Sammie is a Brisbane based dance artist and educator ranging in styles from contemporary to hip hop. Sammie’s recent performance credits include the short solo ‘Little Girl’ for Makeshift Dance Collective at Anywhere Theatre Festival, Motherboards’ production of Deluge and the Stance by Liesel Zink. Sammie was a guest artist and movement director with Hot Brown Honey Burlesque for Brisbane Festival 2015 and is currently working as a teacher in Loganlea whilst also creating a new work, supported through a residency at Metro Arts.
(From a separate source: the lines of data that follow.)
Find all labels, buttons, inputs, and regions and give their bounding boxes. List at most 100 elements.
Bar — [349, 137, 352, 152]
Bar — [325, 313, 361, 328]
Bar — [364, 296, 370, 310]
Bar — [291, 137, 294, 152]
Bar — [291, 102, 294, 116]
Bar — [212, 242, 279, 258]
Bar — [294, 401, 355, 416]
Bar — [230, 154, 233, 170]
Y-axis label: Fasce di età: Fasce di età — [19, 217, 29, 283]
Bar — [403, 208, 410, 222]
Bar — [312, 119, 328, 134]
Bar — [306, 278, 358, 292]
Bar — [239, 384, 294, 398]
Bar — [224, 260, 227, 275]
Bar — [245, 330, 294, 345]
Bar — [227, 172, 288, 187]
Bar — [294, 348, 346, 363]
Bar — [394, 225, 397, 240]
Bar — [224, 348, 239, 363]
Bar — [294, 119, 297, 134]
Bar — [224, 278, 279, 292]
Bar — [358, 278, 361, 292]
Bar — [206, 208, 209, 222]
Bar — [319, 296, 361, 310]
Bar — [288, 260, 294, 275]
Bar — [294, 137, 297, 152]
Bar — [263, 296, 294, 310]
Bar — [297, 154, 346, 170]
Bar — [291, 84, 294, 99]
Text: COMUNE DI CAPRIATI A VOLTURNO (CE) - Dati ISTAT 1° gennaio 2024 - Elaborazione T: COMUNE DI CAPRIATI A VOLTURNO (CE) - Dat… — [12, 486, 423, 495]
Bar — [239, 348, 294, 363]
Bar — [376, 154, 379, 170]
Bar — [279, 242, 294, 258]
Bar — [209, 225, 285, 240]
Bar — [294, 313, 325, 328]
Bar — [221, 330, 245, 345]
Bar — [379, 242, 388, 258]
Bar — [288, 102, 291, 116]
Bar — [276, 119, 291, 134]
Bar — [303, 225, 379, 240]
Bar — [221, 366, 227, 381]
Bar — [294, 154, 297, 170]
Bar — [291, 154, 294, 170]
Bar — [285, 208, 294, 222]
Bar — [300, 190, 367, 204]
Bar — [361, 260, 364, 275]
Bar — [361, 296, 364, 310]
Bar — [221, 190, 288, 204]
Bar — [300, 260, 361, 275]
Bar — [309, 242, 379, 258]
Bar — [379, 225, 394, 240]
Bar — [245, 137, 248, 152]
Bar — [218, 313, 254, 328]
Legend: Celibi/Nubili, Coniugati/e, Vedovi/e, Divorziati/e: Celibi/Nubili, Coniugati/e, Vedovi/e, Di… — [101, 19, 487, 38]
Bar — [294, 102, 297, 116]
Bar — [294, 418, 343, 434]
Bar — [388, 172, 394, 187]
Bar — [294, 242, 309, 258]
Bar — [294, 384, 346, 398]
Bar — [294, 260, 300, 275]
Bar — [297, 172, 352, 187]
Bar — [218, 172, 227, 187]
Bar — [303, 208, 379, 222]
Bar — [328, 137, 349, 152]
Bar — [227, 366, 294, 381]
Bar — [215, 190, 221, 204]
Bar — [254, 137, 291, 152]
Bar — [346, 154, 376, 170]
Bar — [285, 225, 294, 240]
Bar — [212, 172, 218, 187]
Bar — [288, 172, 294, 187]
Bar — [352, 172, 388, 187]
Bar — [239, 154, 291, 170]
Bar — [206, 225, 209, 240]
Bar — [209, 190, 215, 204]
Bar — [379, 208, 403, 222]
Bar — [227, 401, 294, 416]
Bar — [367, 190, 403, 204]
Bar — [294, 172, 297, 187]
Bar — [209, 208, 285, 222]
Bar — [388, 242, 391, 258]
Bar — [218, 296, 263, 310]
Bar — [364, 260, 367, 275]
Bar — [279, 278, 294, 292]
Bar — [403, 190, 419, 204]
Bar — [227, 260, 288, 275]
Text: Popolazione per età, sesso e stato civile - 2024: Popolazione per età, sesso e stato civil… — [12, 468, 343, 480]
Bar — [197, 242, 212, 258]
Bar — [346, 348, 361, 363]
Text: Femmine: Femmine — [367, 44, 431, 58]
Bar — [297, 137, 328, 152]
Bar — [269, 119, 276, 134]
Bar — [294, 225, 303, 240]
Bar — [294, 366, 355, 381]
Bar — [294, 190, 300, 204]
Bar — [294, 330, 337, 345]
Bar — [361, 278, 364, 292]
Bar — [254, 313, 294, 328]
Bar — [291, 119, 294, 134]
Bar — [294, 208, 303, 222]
Sancintya is an artist and researcher who examines the complexities of racial, migratory and mixed-race experience within Australia. Her practice is informed by her heritage as a biracial First-Generation Australian of Indian-Anglo descent. To create dialogue on societies concealed prejudices her practice intertwines painting, photography, video and performance. The two main aspects of her practice are her use traditional mediums mixed with digital platforms and her radical alter-ego CHICHI MA$ALA. Simpson has a Bachelor of Photography with Honours from Queensland College of Art, Griffith University (2014).

Shari is an Australian-Indonesian writer and artist. Her short plays have received professional public readings; Lola’s Gift (Playlab and La Boite Theatre Company), and The Knot (Queensland Theatre Company and Brisbane Writers Festival). Her latest play Squint Witch is currently under development through Playlab and Playwriting Australia.  Shari is presently the Producer of New Work and Development at Queensland Theatre Company.